Stanford CME296 Diffusion & Large Vision Models | Spring 2026 | Lecture 2 - Score matching

Key Concepts

Score Matching: A generative modeling paradigm that learns the gradient of the log-probability density function ($\nabla_x \log p(x)$) to guide samples toward high-density regions.
Langevin Dynamics: A stochastic sampling method that uses the score function plus noise to explore and sample from a distribution.
Denoising Score Matching (DSM): A technique to estimate the score by adding Gaussian noise to data and learning to predict the score of the noisy distribution.
Annealed Langevin Dynamics (ALD): A strategy of using multiple noise levels (from high to low) to guide sampling from a simple distribution to the complex data distribution.
Stochastic Differential Equations (SDEs): A continuous-time framework for modeling the forward (noising) and reverse (denoising) processes.
Probability Flow ODE (PF-ODE): A deterministic ordinary differential equation that shares the same marginal probability distributions as the SDE, allowing for faster sampling.
NFE (Number of Function Evaluations): A metric used to measure the computational cost of sampling; minimizing this is critical for efficiency.
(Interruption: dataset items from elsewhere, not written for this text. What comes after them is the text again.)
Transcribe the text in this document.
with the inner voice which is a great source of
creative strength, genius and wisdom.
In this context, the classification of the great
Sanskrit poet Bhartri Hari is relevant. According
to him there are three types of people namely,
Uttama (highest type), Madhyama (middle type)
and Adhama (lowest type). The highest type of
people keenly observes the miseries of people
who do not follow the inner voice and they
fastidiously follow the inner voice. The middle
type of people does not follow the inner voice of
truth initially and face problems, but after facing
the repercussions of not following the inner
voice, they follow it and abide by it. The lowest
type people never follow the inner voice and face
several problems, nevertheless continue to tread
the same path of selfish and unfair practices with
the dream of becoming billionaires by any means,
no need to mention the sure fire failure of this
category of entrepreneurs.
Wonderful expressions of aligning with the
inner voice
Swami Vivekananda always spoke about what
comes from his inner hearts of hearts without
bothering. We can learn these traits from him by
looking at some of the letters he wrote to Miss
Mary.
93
1. The Score Matching Paradigm

The core objective is to generate samples from an unknown, complex data distribution $p_{data}(x)$.

The Score Function: Defined as $\nabla_x \log p(x)$. It points toward regions of higher probability density.
Why use the Score?
- Tractability: The normalizing constant $Z$ of a probability distribution is intractable, but $\nabla_x \log p(x) = \nabla_x \log \frac{p(x)}{Z} = \nabla_x \log p(x) - \nabla_x \log Z$. Since $\log Z$ is constant with respect to $x$, its gradient is zero, making the score tractable.
- Stability: The score is more numerically stable than the probability density itself, especially in low-density regions.
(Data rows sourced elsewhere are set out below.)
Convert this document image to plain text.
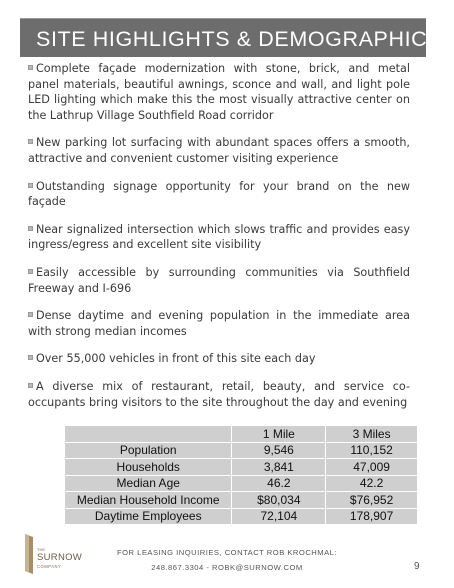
SITE HIGHLIGHTS & DEMOGRAPHICS
Complete façade modernization with stone, brick, and metal panel materials, beautiful awnings, sconce and wall, and light pole LED lighting which make this the most visually attractive center on the Lathrup Village Southfield Road corridor
New parking lot surfacing with abundant spaces offers a smooth, attractive and convenient customer visiting experience
Outstanding signage opportunity for your brand on the new façade
Near signalized intersection which slows traffic and provides easy ingress/egress and excellent site visibility
Easily accessible by surrounding communities via Southfield Freeway and I-696
Dense daytime and evening population in the immediate area with strong median incomes
Over 55,000 vehicles in front of this site each day
A diverse mix of restaurant, retail, beauty, and service co-occupants bring visitors to the site throughout the day and evening
	1 Mile	3 Miles
Population	9,546	110,152
Households	3,841	47,009
Median Age	46.2	42.2
Median Household Income	$80,034	$76,952
Daytime Employees	72,104	178,907
THE
SURNOW
COMPANY
FOR LEASING INQUIRIES, CONTACT ROB KROCHMAL:
248.867.3304 - ROBK@SURNOW.COM	9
2. Denoising Score Matching (DSM)

Since the true score of $p_{data}$ is unknown, DSM approximates it by perturbing data with Gaussian noise.

Methodology: Given a data point $x$, we create a noisy version $\tilde{x} = x + \sigma\epsilon$. The score of the conditional distribution $q_\sigma(\tilde{x}|x)$ is analytically known as $-\frac{\tilde{x}-x}{\sigma^2}$.
Objective: Train a neural network $s_\theta(\tilde{x})$ to minimize the L2 distance between the predicted score and the true conditional score.
Trade-off: Small $\sigma$ makes the noisy distribution close to $p_{data}$ but leads to poor score estimation in low-density regions. Large $\sigma$ provides better estimates but deviates significantly from $p_{data}$.

3. Annealed Langevin Dynamics (ALD)

To solve the trade-off, ALD uses a sequence of noise levels ${\sigma_1, \sigma_2, \dots, \sigma_L}$.

Process: Start with a sample from a high-noise distribution (where the score provides a rough "compass" direction) and iteratively refine the sample using lower noise levels. This allows the model to explore the space globally before focusing on local details.

4. Continuous Formulation: SDEs and ODEs

The lecture unifies DDPM (Diffusion) and NCSN (Score Networks) using SDEs.

Forward SDE: $dx = f(x, t)dt + g(t)dw$, where $f$ is the drift and $g$ is the diffusion coefficient.
Reverse SDE: The process can be reversed to generate data: $dx = [f(x, t) - g(t)^2 \nabla_x \log p_t(x)]dt + g(t)d\bar{w}$.
Probability Flow ODE: By removing the stochastic term ($dw$), one can derive an ODE that preserves the marginal distributions of the SDE. This allows for deterministic sampling and the use of advanced numerical solvers (e.g., Runge-Kutta).

5. Advanced Sampling: DPM-Solver

The Problem: Standard ODE solvers (like Euler) require many steps (high NFE) to maintain accuracy.
The Solution: Since the drift term $f(x, t)$ is often linear in $x$, DPM-Solver uses the "variation of constants" formula to solve the linear part exactly and discretize only the non-linear part (the neural network score approximation).
Result: This significantly reduces the required NFE to achieve high-quality image generation without needing to retrain the model.

Synthesis/Conclusion

The transition from discrete diffusion (DDPM) to continuous SDE/ODE frameworks represents a major evolution in generative modeling. By viewing the generation process as a flow toward high-density regions guided by the score function, researchers have developed more efficient, deterministic, and high-quality sampling methods. The unification of these paradigms allows for the application of sophisticated mathematical tools from differential equations to improve the speed and fidelity of modern generative AI.